( Imagem do recanto de minha infância- Poema em alusão ao dia em que parti de vez para voltar apenas em visita- estava com dezesseis anos)


OVERDOSE DE SAUDADE
 
Eu não queria. Mas um dia a porteira fechei.
Seu rangido cinza e triste feriu meus ouvidos,
Em busca de sonhos meu recanto deixei.
Para trás ficou a marca de tempos vividos.
 
A velha casa pintada de azul e branco quieta,
Me olhava de um jeito que machucava a alma.
Desaguei o meu pranto, resisti a dor inquieta,
Virei as costas, fui forte, não perdi a calma.
 
Fechei os olhos para não ver o cão vira-lata,
O gato pardo com seu semblante acusador...

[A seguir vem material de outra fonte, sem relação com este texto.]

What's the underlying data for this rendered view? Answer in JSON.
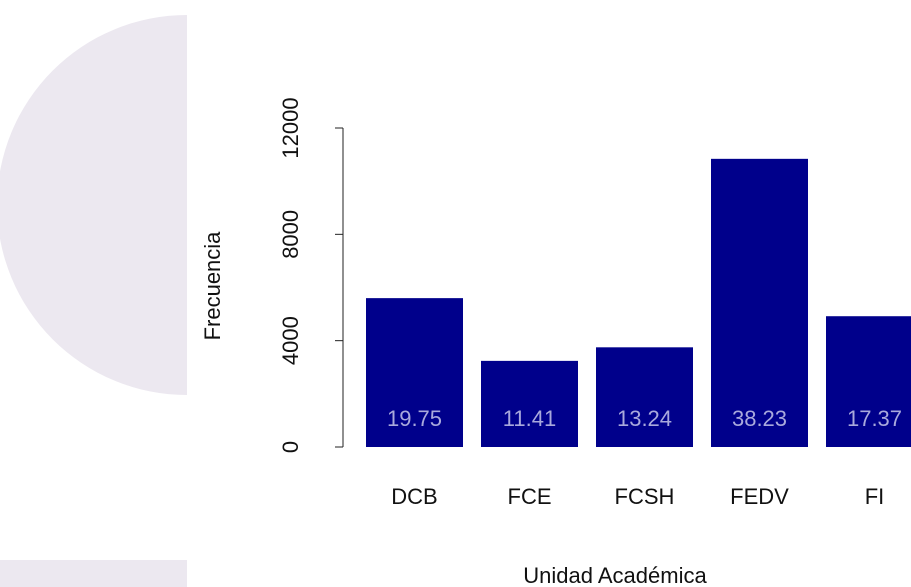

No palco da vida não conheci a luz da ribalta,
Troquei a felicidade por esse fogo abrasador.
 
Como uma cobrança ouvi os sons de cacarejos
Das galinhas gentis e o velho galo cor de fogo.
Seu canto ecoava em tristes e agudos solfejos,
Quis gritar o meu próprio discurso demagogo.
 
Me calei e na resistência volvi o lânguido olhar
A percorrer o quintal de minha distante infância,
Subi em cada árvore, colhi laranjas para chupar,
Guardei sua doçura em meus dias de distância.
 
Eu não queria. Mas hoje senti a dor da saudade
A machucar o meu peito numa overdose pura
Que se entranha no ser e faz perder a sanidade,
Me perco em lembranças, sofro sua agrura.